>>12998501Here's a proof technique then.
Consider f(x) = SUM[n*cos(nx)] up to N.
Differentiate it 2k times then evaluate at 0 to get the sum of (2k+1) powers (with a factor (-1)^k).
f(x) has a nasty closed form so this looks like it will not work.
The trick will be to use strong induction on k.
f(x) = [1 - (N+1)cos(Nx) + Ncos((N+1)x)]/[2i*sin(x/2)]^2
Multiply both sides by -2sin(x/2)^2 = cos(x)-1
[cos(x)-1]*f(x) = [1 - (N+1)cos(Nx) + Ncos((N+1)x)]/2
Differentiate this 2k+2 times and evaluate at 0.

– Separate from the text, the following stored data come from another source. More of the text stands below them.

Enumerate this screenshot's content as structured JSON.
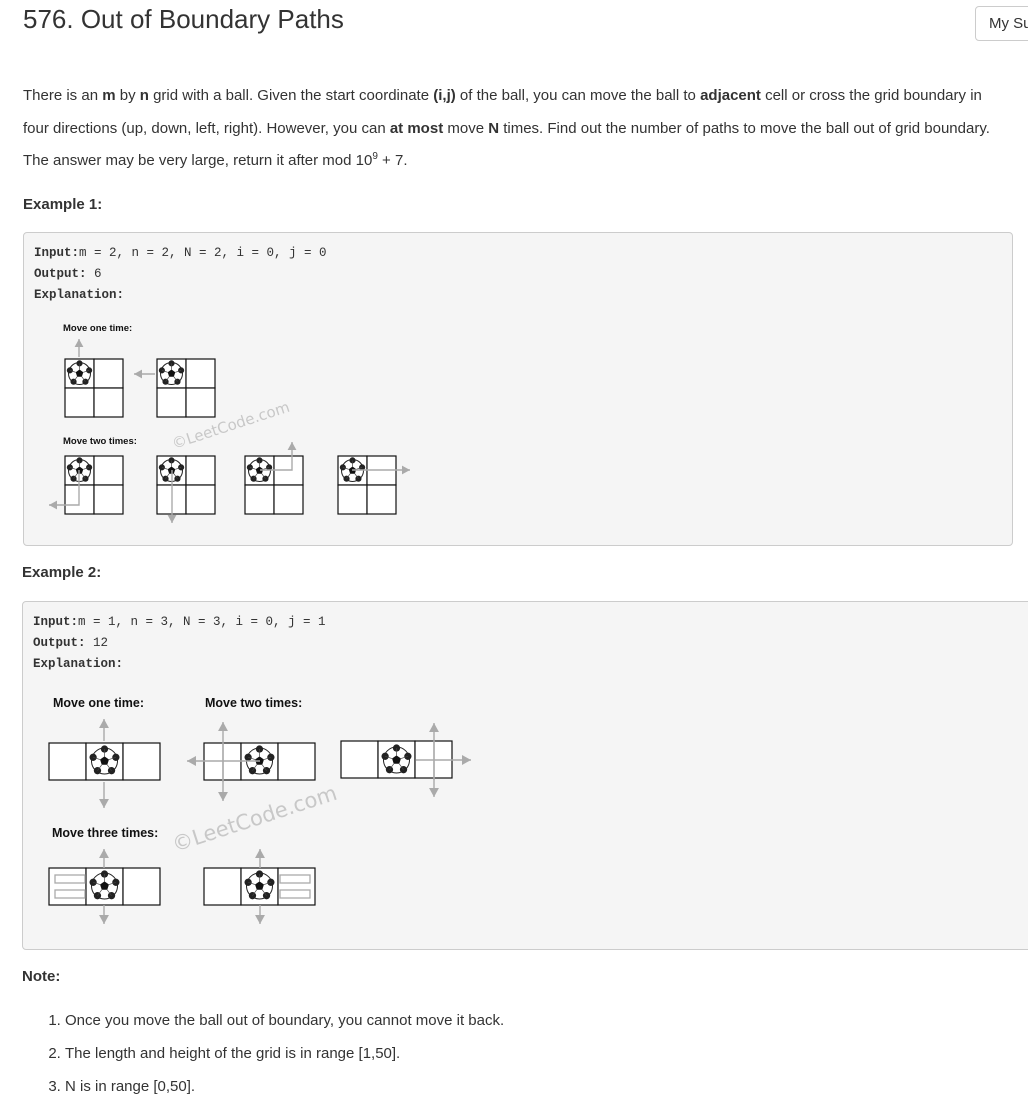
{
  "header": {
    "title": "576. Out of Boundary Paths",
    "my_submissions_label": "My Su"
  },
  "description": {
    "p1": "There is an ",
    "m": "m",
    "p2": " by ",
    "n": "n",
    "p3": " grid with a ball. Given the start coordinate ",
    "ij": "(i,j)",
    "p4": " of the ball, you can move the ball to ",
    "adjacent": "adjacent",
    "p5": " cell or cross the grid boundary in four directions (up, down, left, right). However, you can ",
    "at_most": "at most",
    "p6": " move ",
    "N": "N",
    "p7": " times. Find out the number of paths to move the ball out of grid boundary. The answer may be very large, return it after mod 10",
    "exp": "9",
    "p8": " + 7."
  },
  "example1": {
    "heading": "Example 1:",
    "input_label": "Input:",
    "input_value": "m = 2, n = 2, N = 2, i = 0, j = 0",
    "output_label": "Output:",
    "output_value": " 6",
    "explanation_label": "Explanation:",
    "figure": {
      "label_one": "Move one time:",
      "label_two": "Move two times:",
      "watermark": "©LeetCode.com"
    }
  },
  "example2": {
    "heading": "Example 2:",
    "input_label": "Input:",
    "input_value": "m = 1, n = 3, N = 3, i = 0, j = 1",
    "output_label": "Output:",
    "output_value": " 12",
    "explanation_label": "Explanation:",
    "figure": {
      "label_one": "Move one time:",
      "label_two": "Move two times:",
      "label_three": "Move three times:",
      "watermark": "©LeetCode.com"
    }
  },
  "note": {
    "heading": "Note:",
    "items": [
      "Once you move the ball out of boundary, you cannot move it back.",
      "The length and height of the grid is in range [1,50].",
      "N is in range [0,50]."
    ]
  },
  "colors": {
    "text": "#333333",
    "code_bg": "#f5f5f5",
    "border": "#cccccc",
    "arrow": "#aaaaaa"
  },
  "icons": [
    "soccer-ball-icon",
    "arrow-up-icon",
    "arrow-left-icon",
    "arrow-right-icon",
    "arrow-down-icon"
  ]
}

Clearly N(N+1)/2 divides the right hand side.
For the left side use
https://en.wikipedia.org/wiki/General_Leibniz_ruleThe odd derivatives of f (the sums of even powers) won't contribute because they will have sin terms.
The 2k+2 derivative of f won't contribute because the cos(x)-1 is 0 at x=0.
If we assume N(N+1)/2 divides all even derivatives below 2k of f at zero so we must conclude it also divides f^(2k)(0)*(2k+2)(2k+1)/2.